To ensure adequate enforcement of the Coordinating Harm and Promoting Crime policy line against blasphemy accusations in locations where such accusations pose an imminent risk of harm to the person accused, Meta should train at-scale reviewers covering such locations and provide them with more specific enforcement guidance to effectively identify and consider nuance and context in posts containing blasphemy allegations.

The Board will consider this recommendation implemented when Meta provides updated internal documents demonstrating that the training of at-scale reviewers to better detect this type of content occurred.

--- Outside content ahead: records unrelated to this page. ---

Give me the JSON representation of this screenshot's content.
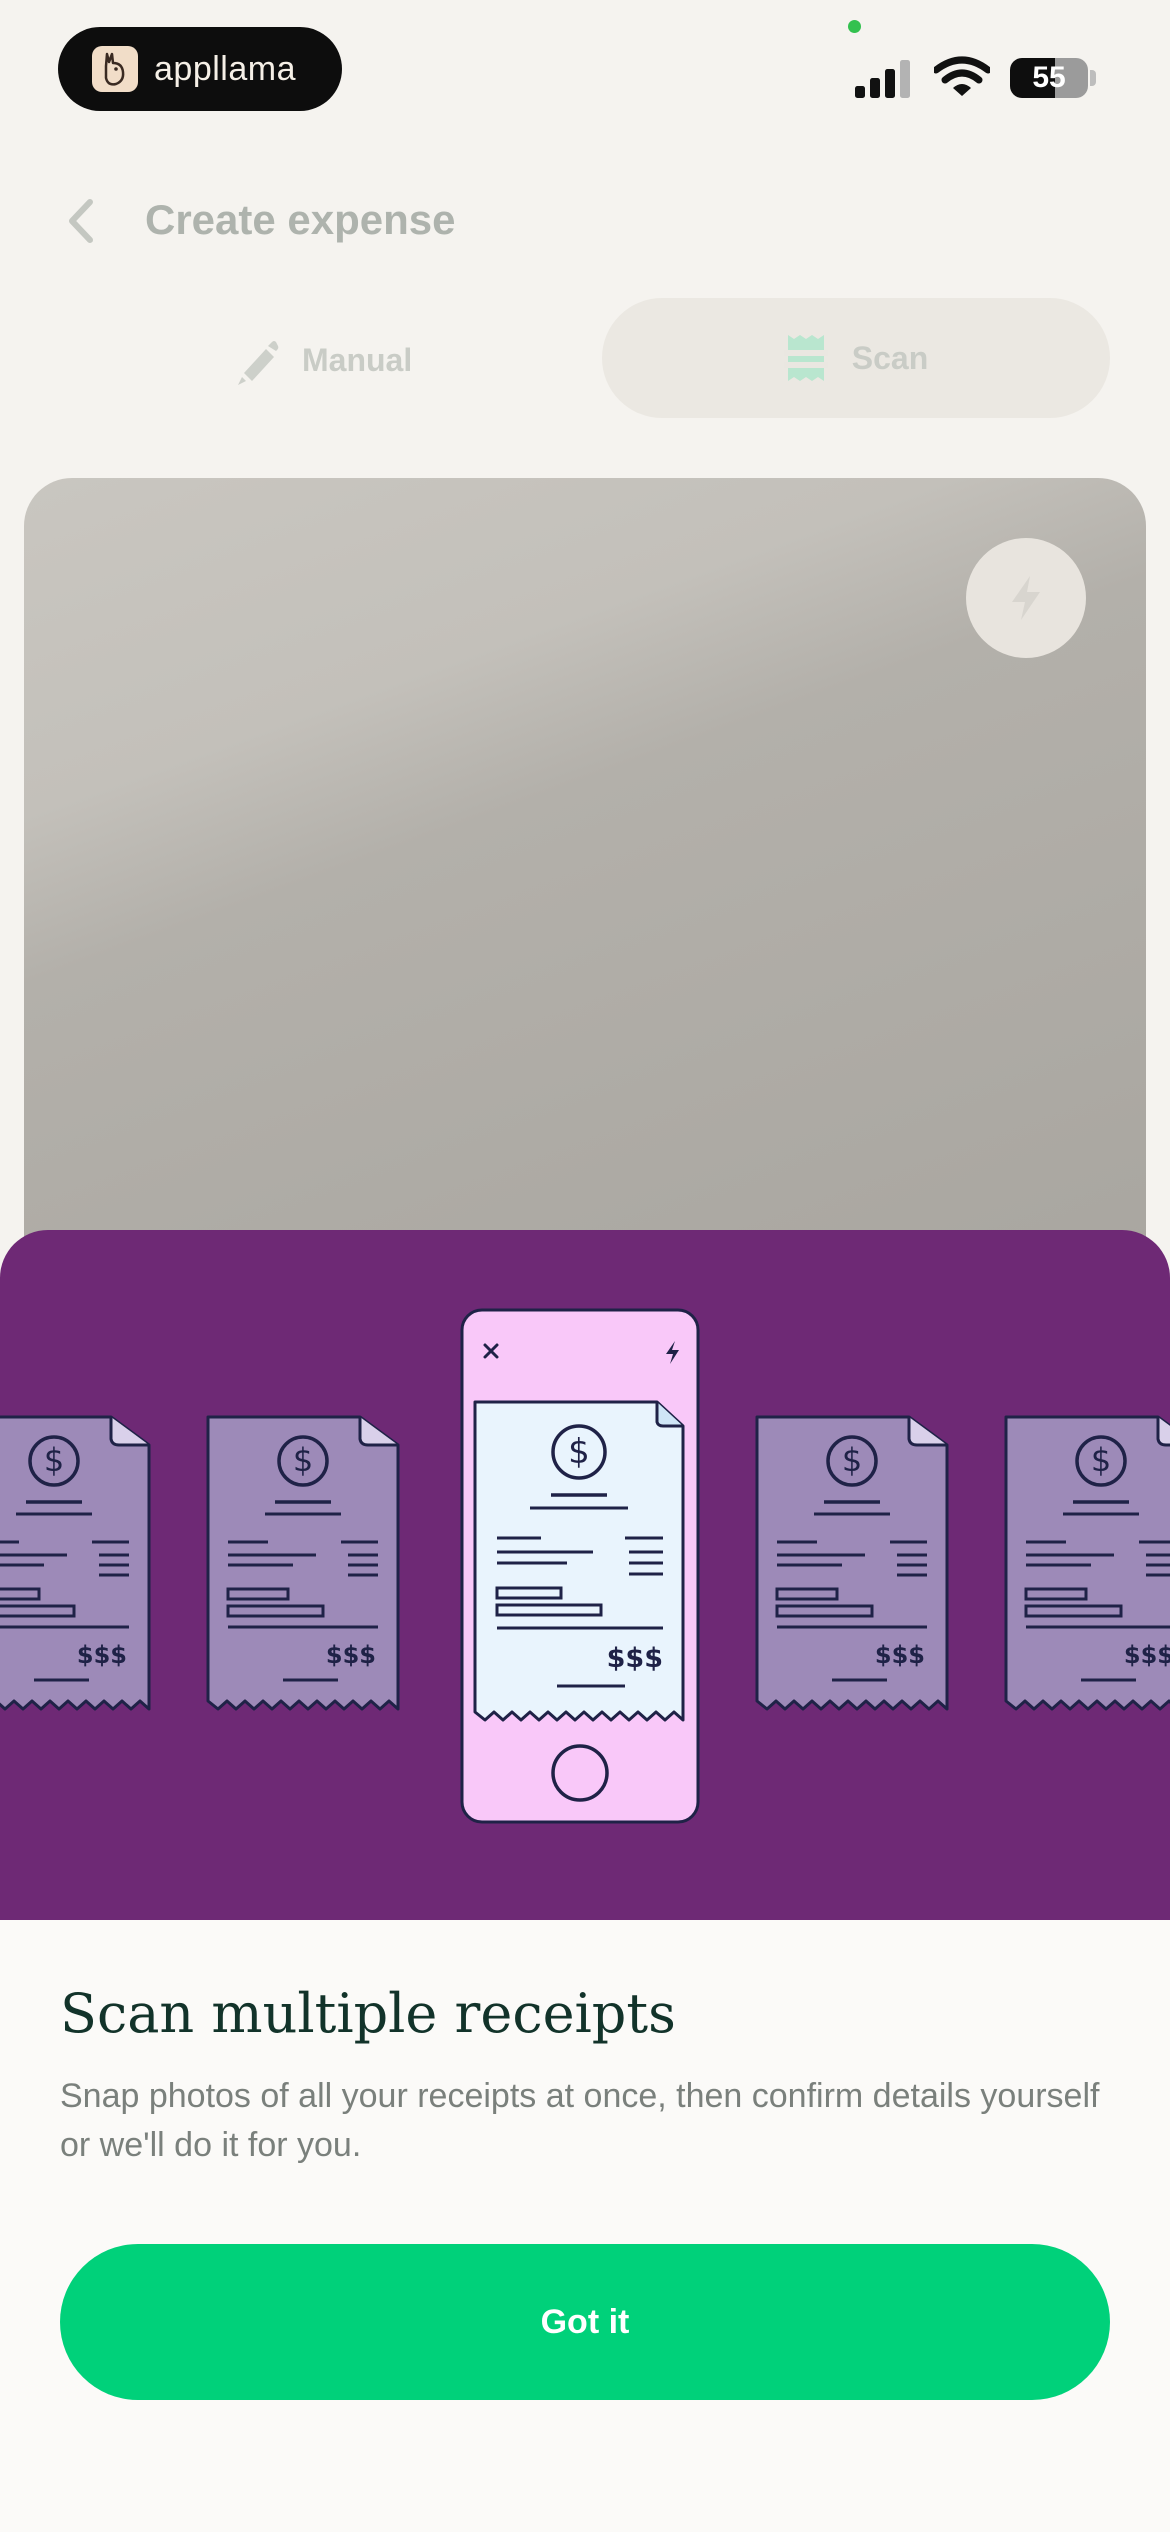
{
  "status_bar": {
    "app_name": "appllama",
    "battery": "55",
    "icons": [
      "signal-icon",
      "wifi-icon",
      "battery-icon"
    ]
  },
  "header": {
    "title": "Create expense",
    "back_icon": "chevron-left-icon"
  },
  "mode_tabs": {
    "manual_label": "Manual",
    "scan_label": "Scan",
    "selected": "Scan"
  },
  "camera": {
    "flash_icon": "lightning-icon"
  },
  "illustration": {
    "receipt_amount": "$$$",
    "currency_symbol": "$"
  },
  "onboarding": {
    "title": "Scan multiple receipts",
    "body": "Snap photos of all your receipts at once, then confirm details yourself or we'll do it for you.",
    "button_label": "Got it"
  },
  "colors": {
    "accent_green": "#00d17a",
    "illustration_bg": "#6e2975",
    "title_text": "#12332a"
  }
}
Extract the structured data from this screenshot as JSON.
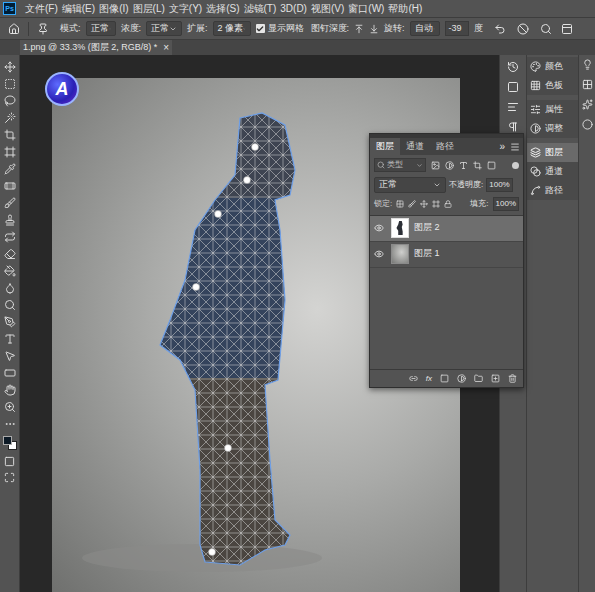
{
  "app": {
    "logo": "Ps"
  },
  "menu": [
    "文件(F)",
    "编辑(E)",
    "图像(I)",
    "图层(L)",
    "文字(Y)",
    "选择(S)",
    "滤镜(T)",
    "3D(D)",
    "视图(V)",
    "窗口(W)",
    "帮助(H)"
  ],
  "options_bar": {
    "mode_label": "模式:",
    "mode": "正常",
    "density_label": "浓度:",
    "density": "正常",
    "expand_label": "扩展:",
    "expand": "2 像素",
    "show_mesh": {
      "label": "显示网格",
      "checked": true
    },
    "pin_depth_label": "图钉深度:",
    "rotate_label": "旋转:",
    "rotate": "自动",
    "angle": "-39",
    "angle_unit": "度"
  },
  "document_tab": {
    "title": "1.png @ 33.3% (图层 2, RGB/8) *",
    "close": "×"
  },
  "watermark": "A",
  "layers_panel": {
    "tabs": [
      {
        "label": "图层",
        "selected": true
      },
      {
        "label": "通道",
        "selected": false
      },
      {
        "label": "路径",
        "selected": false
      }
    ],
    "collapse": "»",
    "filter": {
      "placeholder": "类型"
    },
    "blend_mode": "正常",
    "opacity_label": "不透明度:",
    "opacity": "100%",
    "lock_label": "锁定:",
    "fill_label": "填充:",
    "fill": "100%",
    "layers": [
      {
        "name": "图层 2",
        "selected": true,
        "visible": true
      },
      {
        "name": "图层 1",
        "selected": false,
        "visible": true
      }
    ],
    "fx": "fx"
  },
  "dock": [
    [
      {
        "label": "颜色",
        "selected": false
      },
      {
        "label": "色板",
        "selected": false
      }
    ],
    [
      {
        "label": "属性",
        "selected": false
      },
      {
        "label": "调整",
        "selected": false
      }
    ],
    [
      {
        "label": "图层",
        "selected": true
      },
      {
        "label": "通道",
        "selected": false
      },
      {
        "label": "路径",
        "selected": false
      }
    ]
  ]
}
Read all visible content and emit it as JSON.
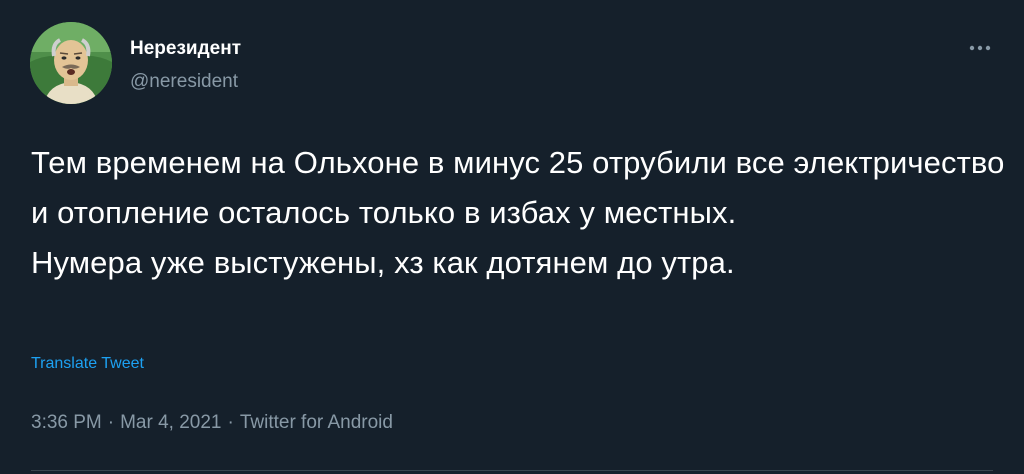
{
  "author": {
    "name": "Нерезидент",
    "handle": "@neresident"
  },
  "more_icon": "more-horizontal-icon",
  "tweet": {
    "text": "Тем временем на Ольхоне в минус 25 отрубили все электричество и отопление осталось только в избах у местных.\nНумера уже выстужены, хз как дотянем до утра.",
    "translate_label": "Translate Tweet"
  },
  "meta": {
    "time": "3:36 PM",
    "separator": "·",
    "date": "Mar 4, 2021",
    "source": "Twitter for Android"
  },
  "colors": {
    "background": "#15202b",
    "primary_text": "#ffffff",
    "secondary_text": "#8899a6",
    "link": "#1da1f2",
    "divider": "#38444d"
  }
}
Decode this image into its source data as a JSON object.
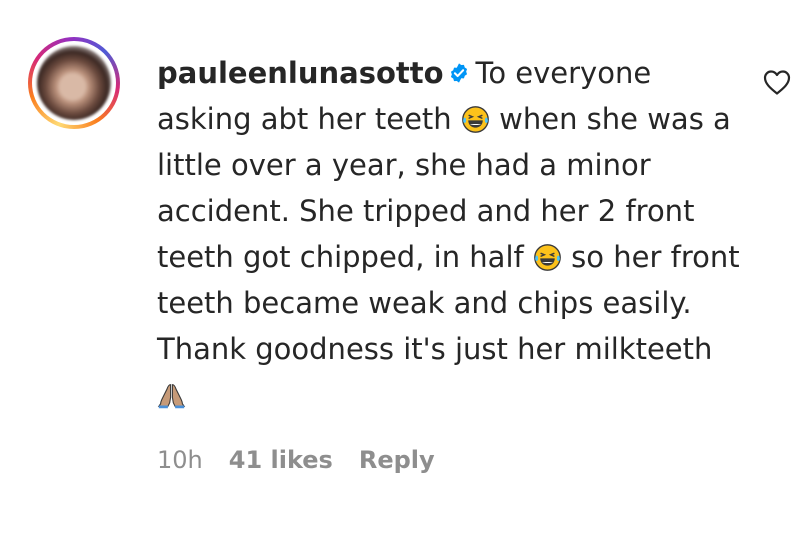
{
  "comment": {
    "username": "pauleenlunasotto",
    "verified_icon": "verified-badge-icon",
    "text_parts": [
      "To everyone asking abt her teeth ",
      " when she was a little over a year, she had a minor accident. She tripped and her 2 front teeth got chipped, in half ",
      " so her front teeth became weak and chips easily. Thank goodness it's just her milkteeth "
    ],
    "emojis": [
      "laughing-tears-emoji",
      "laughing-tears-emoji",
      "praying-hands-emoji"
    ]
  },
  "meta": {
    "time": "10h",
    "likes": "41 likes",
    "reply": "Reply"
  },
  "colors": {
    "text": "#262626",
    "muted": "#8e8e8e",
    "verified": "#0095f6"
  }
}
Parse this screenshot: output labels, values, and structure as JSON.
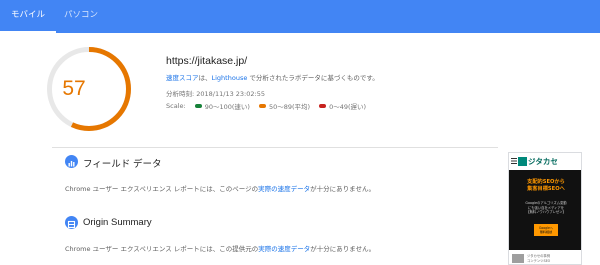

Our commitment: We will conduct additional reviewer training on our existing reviewer guidance for enforcing on accusations of blasphemy under the Coordinating Harm and Promoting Crime policy. We will share the additional progress on the reviewer training with the Board at a later date.

Considerations: We prioritize the safety of our users and seriously address content that could lead to risk of physical harm, including for allegations of blasphemy. Our existing reviewer guidance under the Coordinating Harm and Promoting Crime policy covers accusations of blasphemy, atheism, apostasy, and conversion in several geographic regions. This guidance is specific and actionable to at scale reviewers who apply the necessary context and nuance when reviewing content.

To increase the awareness of this kind of content among reviewers and further distinguish our existing guidance, we commit to conducting additional reviewer training to assist reviewers enforcing specifically on allegations of blasphemy. In this additional training, we will include examples specific to different regions where accusations of blasphemy may require different contextual considerations in order to clarify the varied instances of enforcing this type of content.

The training will include final assessments for the reviewers so as to demonstrate their comprehension of the nuance in the policy and complete the training. We will update the Board on the implementation of the training in future reports.